Tlg1p and Tlg2p, members of the syntaxin family of SNAREs in yeast, have been implicated in both endocytosis and the retention of late Golgi markers. We have investigated the functions of these and the other endocytic syntaxins Pep12p and Vam3p. Remarkably, growth is possible in the absence of all four proteins. In the absence of the others, Pep12p and Tlg1p can each create endosomes accessible to the endocytic tracer dye FM4-64. However, although Pep12p is required for the ligand-induced internalization of the α factor receptor and its passage via Pep12p-containing membranes to the vacuole, Tlg1p is not. In contrast, Tlg1p is required for the efficient localization of the catalytic subunit of chitin synthase III (Chs3p) to the bud neck, a process that involves endocytosis and polarized delivery of Chs3p. In wild-type cells, internalized Chs3p cofractionates with Tlg1p and Tlg2p, and in a strain lacking the other endocytic syntaxins, either Tlg1p or Tlg2p is sufficient for correct localization of the enzyme. Pep12p is neither necessary nor sufficient for this process. We conclude that there are two endocytic routes in yeast that can operate independently and that Tlg1p is located at the junction of one of these with the polarized exocytic pathway.

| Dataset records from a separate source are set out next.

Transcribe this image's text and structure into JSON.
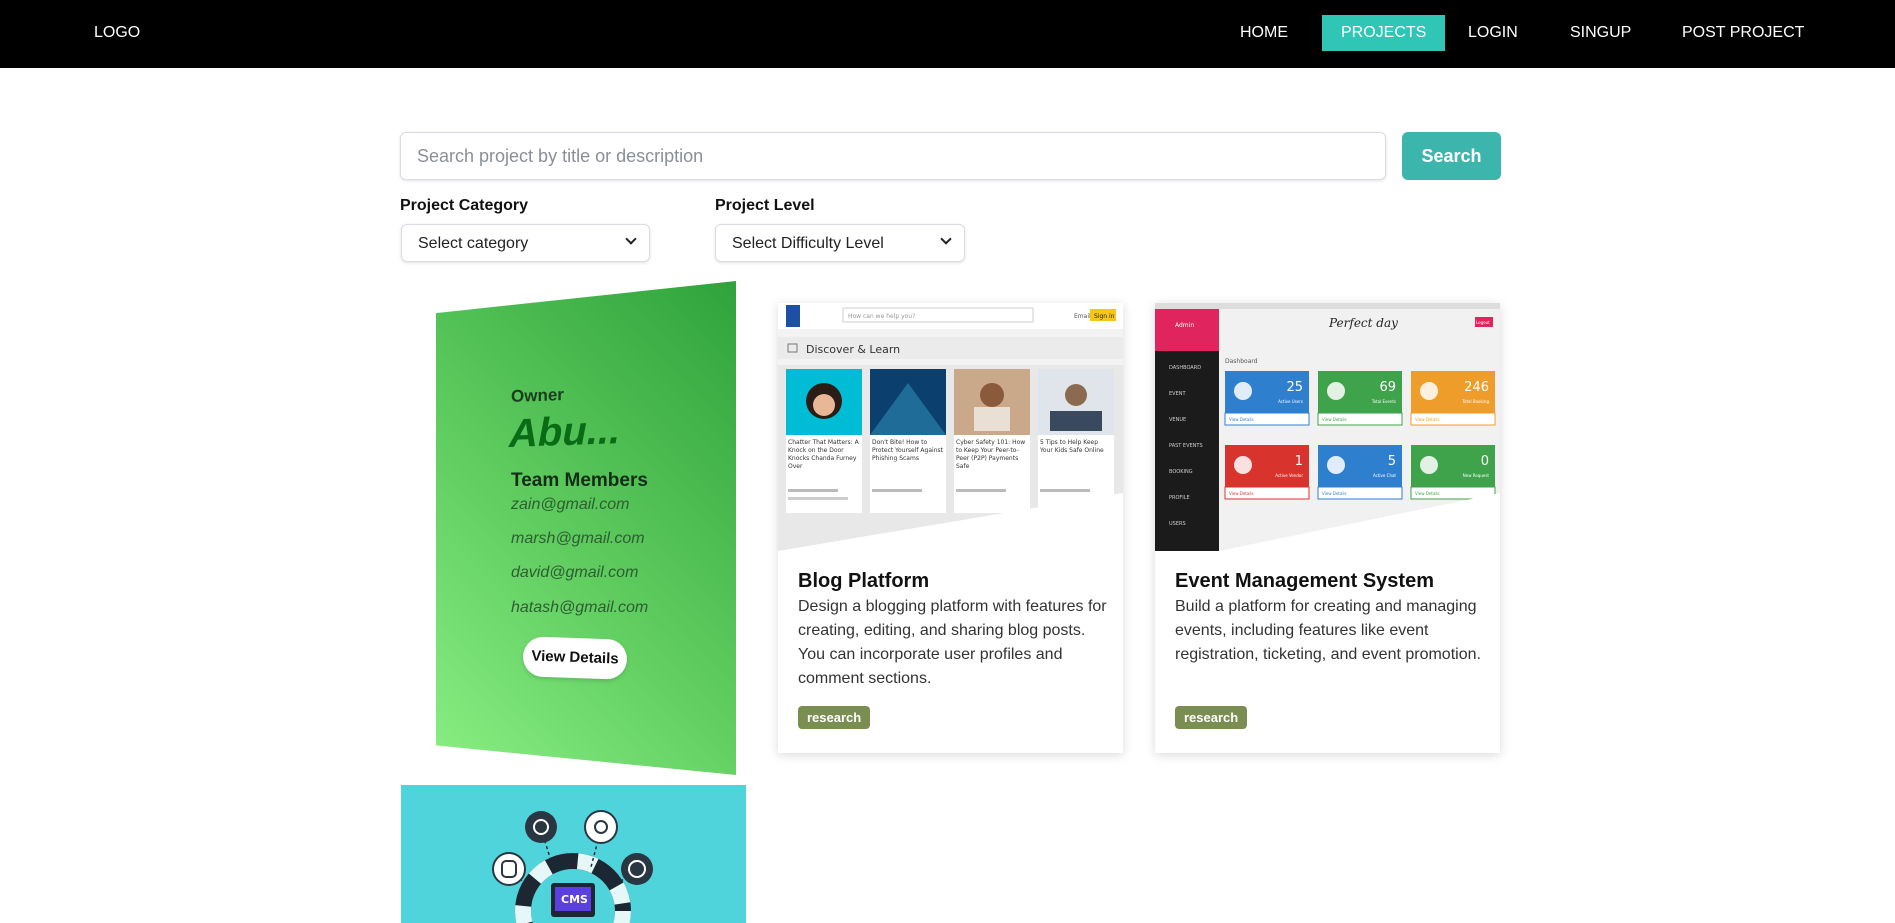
{
  "nav": {
    "logo": "LOGO",
    "items": [
      "HOME",
      "PROJECTS",
      "LOGIN",
      "SINGUP",
      "POST PROJECT"
    ],
    "active": "PROJECTS",
    "accent": "#2fc6b5"
  },
  "search": {
    "placeholder": "Search project by title or description",
    "value": "",
    "button": "Search",
    "button_color": "#3cb6ad"
  },
  "filters": {
    "category_label": "Project Category",
    "category_value": "Select category",
    "level_label": "Project Level",
    "level_value": "Select Difficulty Level"
  },
  "flip_card": {
    "owner_label": "Owner",
    "owner": "Abu...",
    "team_label": "Team Members",
    "members": [
      "zain@gmail.com",
      "marsh@gmail.com",
      "david@gmail.com",
      "hatash@gmail.com"
    ],
    "button": "View Details"
  },
  "cards": [
    {
      "title": "Blog Platform",
      "description": "Design a blogging platform with features for creating, editing, and sharing blog posts. You can incorporate user profiles and comment sections.",
      "tag": "research",
      "image": {
        "search_placeholder": "How can we help you?",
        "signin": "Sign in",
        "heading": "Discover & Learn",
        "articles": [
          "Chatter That Matters: A Knock on the Door Knocks Chanda Furney Over",
          "Don't Bite! How to Protect Yourself Against Phishing Scams",
          "Cyber Safety 101: How to Keep Your Peer-to-Peer (P2P) Payments Safe",
          "5 Tips to Help Keep Your Kids Safe Online"
        ]
      }
    },
    {
      "title": "Event Management System",
      "description": "Build a platform for creating and managing events, including features like event registration, ticketing, and event promotion.",
      "tag": "research",
      "image": {
        "logo": "Perfect day",
        "admin": "Admin",
        "dashboard": "Dashboard",
        "logout": "Logout",
        "menu": [
          "DASHBOARD",
          "EVENT",
          "VENUE",
          "PAST EVENTS",
          "BOOKING",
          "PROFILE",
          "USERS"
        ],
        "tiles": [
          {
            "value": "25",
            "label": "Active Users",
            "link": "View Details",
            "color": "#2f7fcf"
          },
          {
            "value": "69",
            "label": "Total Events",
            "link": "View Details",
            "color": "#3ea34a"
          },
          {
            "value": "246",
            "label": "Total Booking",
            "link": "View Details",
            "color": "#ef9d2a"
          },
          {
            "value": "1",
            "label": "Active Vendor",
            "link": "View Details",
            "color": "#d9332e"
          },
          {
            "value": "5",
            "label": "Active Chat",
            "link": "View Details",
            "color": "#2f7fcf"
          },
          {
            "value": "0",
            "label": "New Request",
            "link": "View Details",
            "color": "#3ea34a"
          }
        ]
      }
    }
  ],
  "cms_card": {
    "label": "CMS"
  }
}
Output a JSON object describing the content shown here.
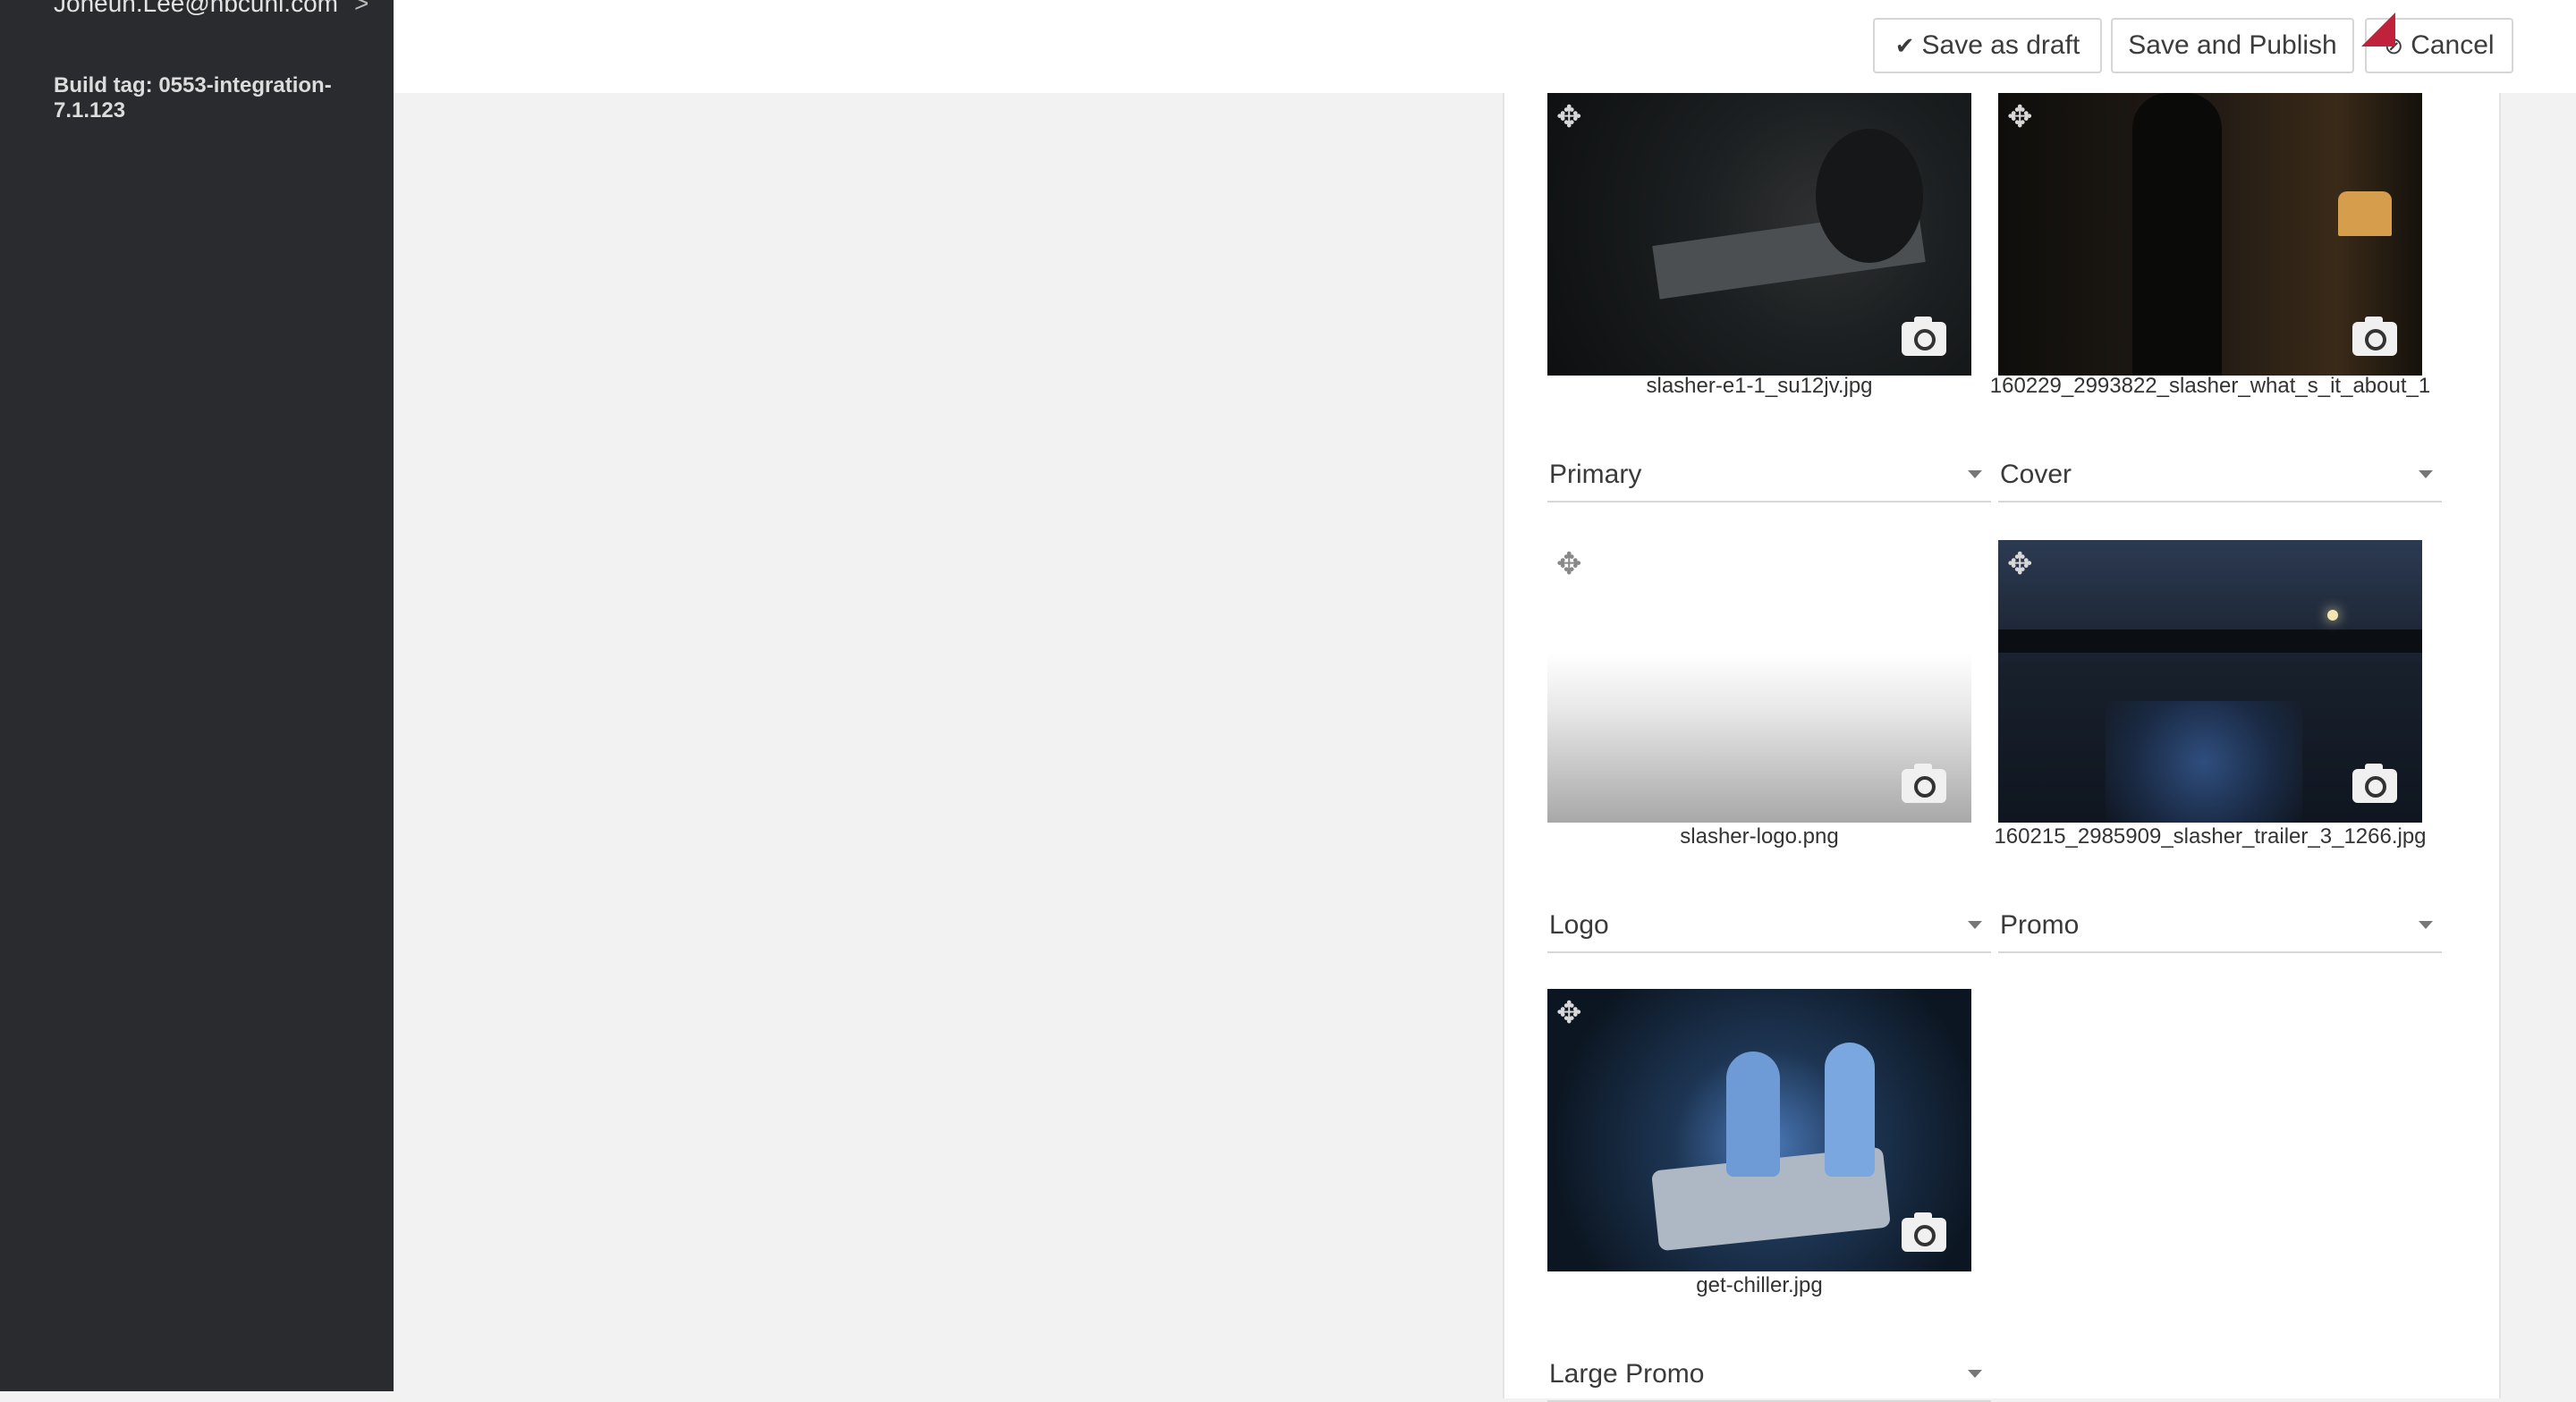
{
  "sidebar": {
    "user_email": "Joheun.Lee@nbcuni.com",
    "user_chevron": ">",
    "build_tag": "Build tag: 0553-integration-7.1.123"
  },
  "toolbar": {
    "save_draft_label": "Save as draft",
    "save_publish_label": "Save and Publish",
    "cancel_label": "Cancel",
    "check_icon": "✔",
    "cancel_icon": "⊘"
  },
  "images": [
    {
      "filename": "slasher-e1-1_su12jv.jpg",
      "role": "Primary"
    },
    {
      "filename": "160229_2993822_slasher_what_s_it_about_1",
      "role": "Cover"
    },
    {
      "filename": "slasher-logo.png",
      "role": "Logo"
    },
    {
      "filename": "160215_2985909_slasher_trailer_3_1266.jpg",
      "role": "Promo"
    },
    {
      "filename": "get-chiller.jpg",
      "role": "Large Promo"
    }
  ],
  "icons": {
    "move": "✥"
  },
  "colors": {
    "sidebar_bg": "#2a2b2e",
    "accent_flag": "#c0223b"
  }
}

机译:Tlg1p和Tlg2p是酵母中SNAREs的syntaxin家族的成员,已经参与了内吞作用和晚期高尔基体标记的保留。我们已经研究了这些和其他内吞语法的功能Pep12p和Vam3p。值得注意的是,在所有四种蛋白质都不存在的情况下生长是可能的。在没有其他物质的情况下,Pep12p和Tlg1p各自可以产生内吞示踪剂FM4-64可以进入的内体。但是,尽管Pep12p是配体诱导的α因子受体内在化及其通过含Pep12p的膜到达液泡所必需的,但Tlg1p不是必需的。相反,将几丁质合酶III(Chs3p)催化亚基有效定位到芽颈需要Tlg1p,该过程涉及内吞作用和Chs3p的极化递送。在野生型细胞中,内在化的Chs3p与Tlg1p和Tlg2p共分离,而在缺乏其他内吞语法素的菌株中,Tlg1p或Tlg2p足以使酶正确定位。 Pep12p对于此过程既不是必需的也不是足够的。我们得出的结论是,有两种内吞途径 可以独立运行的酵母,并且Tlg1p位于 其中之一与极化胞外途径的连接。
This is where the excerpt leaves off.